Studies show that patients with chronic HCV infection have high rates of sustained virologic response (SVR) following 12 weeks of treatment with the nucleotide polymerase inhibitor sofosbuvir combined with the NS5A inhibitor velpatasvir. However, a shorter duration of therapy for HCV may help limit the decline in patient compliance with longer courses of therapy. Nonadherence has become the biggest risk factor for treatment failure.

Researchers led by Ira M. Jacobson, MD, professor of medicine at the Icahn School of Medicine at Mount Sinai in New York, assessed the efficacy of eight weeks of treatment with sofosbuvir and velpatasvir plus the pangenotypic NS3/4A protease inhibitor voxilaprevir in comparison to standard 12 weeks of sofusbuvir-velpatasvir.

The researchers published their results online on April 5, 2017 in the journal Gastroenterology.
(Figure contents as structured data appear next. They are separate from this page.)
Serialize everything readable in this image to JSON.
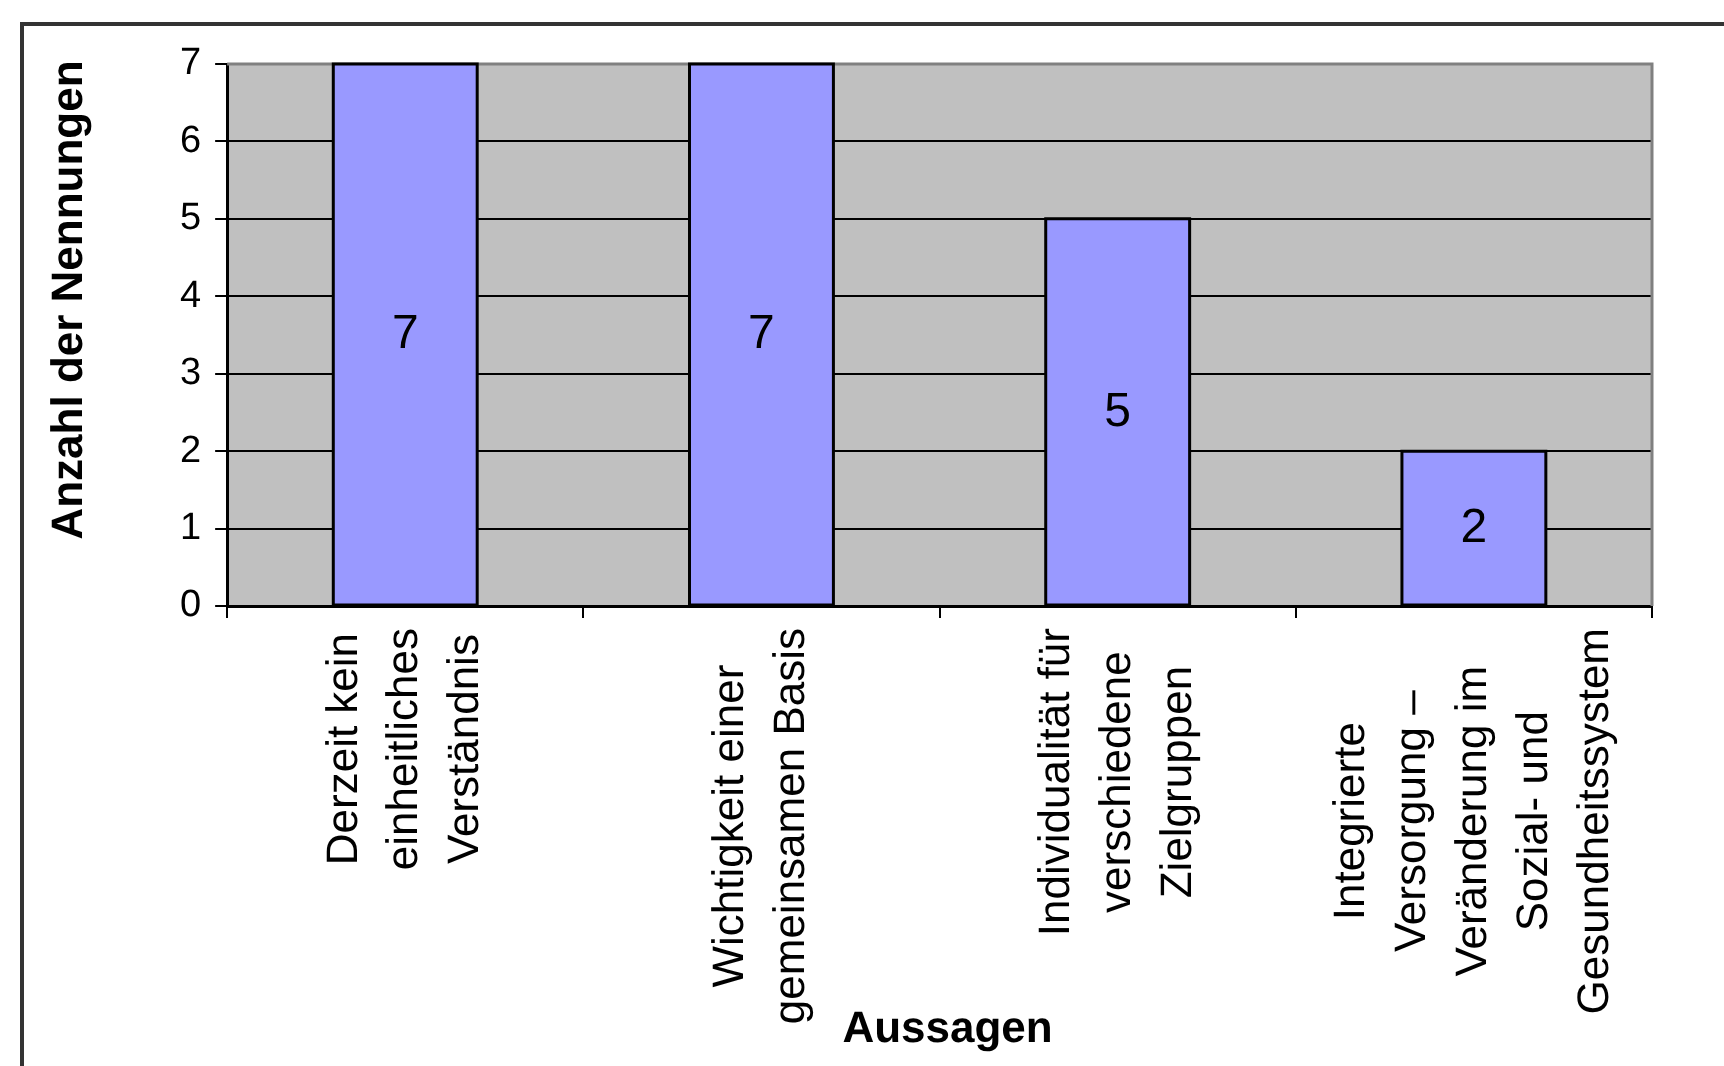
{
  "chart_data": {
    "type": "bar",
    "xlabel": "Aussagen",
    "ylabel": "Anzahl der Nennungen",
    "categories": [
      "Derzeit kein einheitliches Verständnis",
      "Wichtigkeit einer gemeinsamen Basis",
      "Individualität für verschiedene Zielgruppen",
      "Integrierte Versorgung – Veränderung im Sozial- und Gesundheitssystem"
    ],
    "values": [
      7,
      7,
      5,
      2
    ],
    "color": "#9999ff",
    "ylim": [
      0,
      7
    ],
    "yticks": [
      0,
      1,
      2,
      3,
      4,
      5,
      6,
      7
    ],
    "grid": "y",
    "data_labels": true
  }
}
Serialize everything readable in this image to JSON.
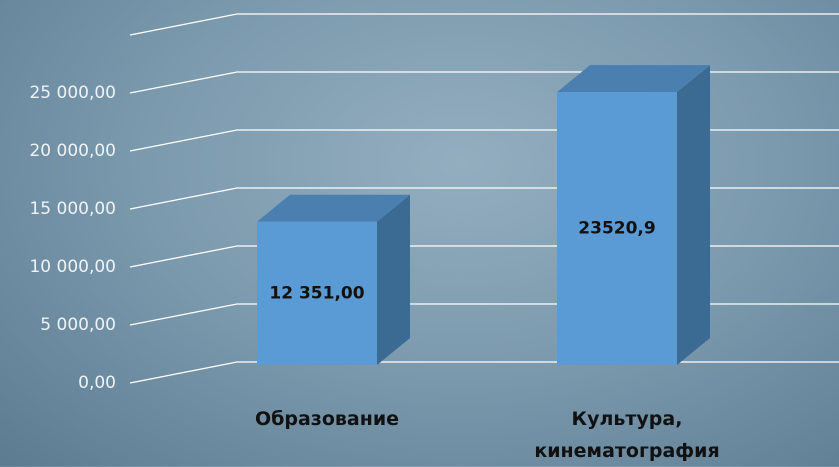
{
  "chart_data": {
    "type": "bar3d",
    "categories": [
      "Образование",
      "Культура, кинематография"
    ],
    "values": [
      12351,
      23520.9
    ],
    "value_labels": [
      "12 351,00",
      "23520,9"
    ],
    "colors": {
      "front": "#5b9bd5",
      "side": "#3b6a92",
      "top": "#4a7fb0"
    },
    "ylim": [
      0,
      30000
    ],
    "yticks": [
      {
        "value": 0,
        "label": "0,00"
      },
      {
        "value": 5000,
        "label": "5 000,00"
      },
      {
        "value": 10000,
        "label": "10 000,00"
      },
      {
        "value": 15000,
        "label": "15 000,00"
      },
      {
        "value": 20000,
        "label": "20 000,00"
      },
      {
        "value": 25000,
        "label": "25 000,00"
      }
    ],
    "grid": true
  }
}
In a pair of phase 3, open-label trials, patients with HCV infection who had not previously been treated with a direct-acting antiviral (DAA) agent were randomly assigned to groups given sofosbuvir-velpatasvir-voxilaprevir for eight weeks or sofosbuvir-velpatasvir for 12 weeks.

One trial, POLARIS-2, enrolled 941 patients from 117 sites in the United States, Canada, the United Kingdom, France, Germany, Australia and New Zealand who were infected with all HCV genotypes with or without cirrhosis, except patients with HCV genotype 3 and cirrhosis, who are more difficult to treat. This trial was designed to test the non-inferiority of eight weeks of sofosbuvir-velpatasvir-voxilaprevir to 12 weeks of sofosbuvir-velpatasvir.

The other trial, POLARIS-3, enrolled 219 patients infected with HCV genotype 3 who had cirrhosis. It compared rates of SVR in both DAA combination treatments.

Next: The results

In the POLARIS-2 trial, 95% of the 501 patients on the triple combination of sofosbuvir-velpatasvir-voxilaprevir achieved an SVR after eight weeks. The doublet treatment of sofosbuvir-velpatasvir led to an SVR in 98% of 440 patients. Therefore, “the results did not meet the criterion to establish non-inferiority to 12 weeks of sofosbuvir-velpatasvir,” Jacobson told Medical Economics.

The difference in the efficacy, he said, was primarily due to a lower rate of SVR among patients with HCV genotype 1a infection receiving eight weeks of sofosbuvir-velpatasvir-voxilaprevir, who only achieved a 92% SVR.

In the POLARIS-3 trial, 96% of patients achieved an SVR in both treatment groups. This was significantly superior to the performance goal.

The most common adverse events in both trials were headache, fatigue, diarrhea and nausea, the researchers noted. Diarrhea and nausea were reported more frequently by patients receiving voxilaprevir.

In both trials, the proportions of patients who discontinued treatment due to adverse events were low (0–1%).

The researchers concluded that “in phase 3 trials of patients with HCV infection, we did not establish that sofosbuvir-velpatasvir-voxilaprevir for eight weeks was non-inferior to sofosbuvir-velpatasvir for 12 weeks, but the two regimens had similar rates of SVR in patients with HCV genotype 3 and cirrhosis.”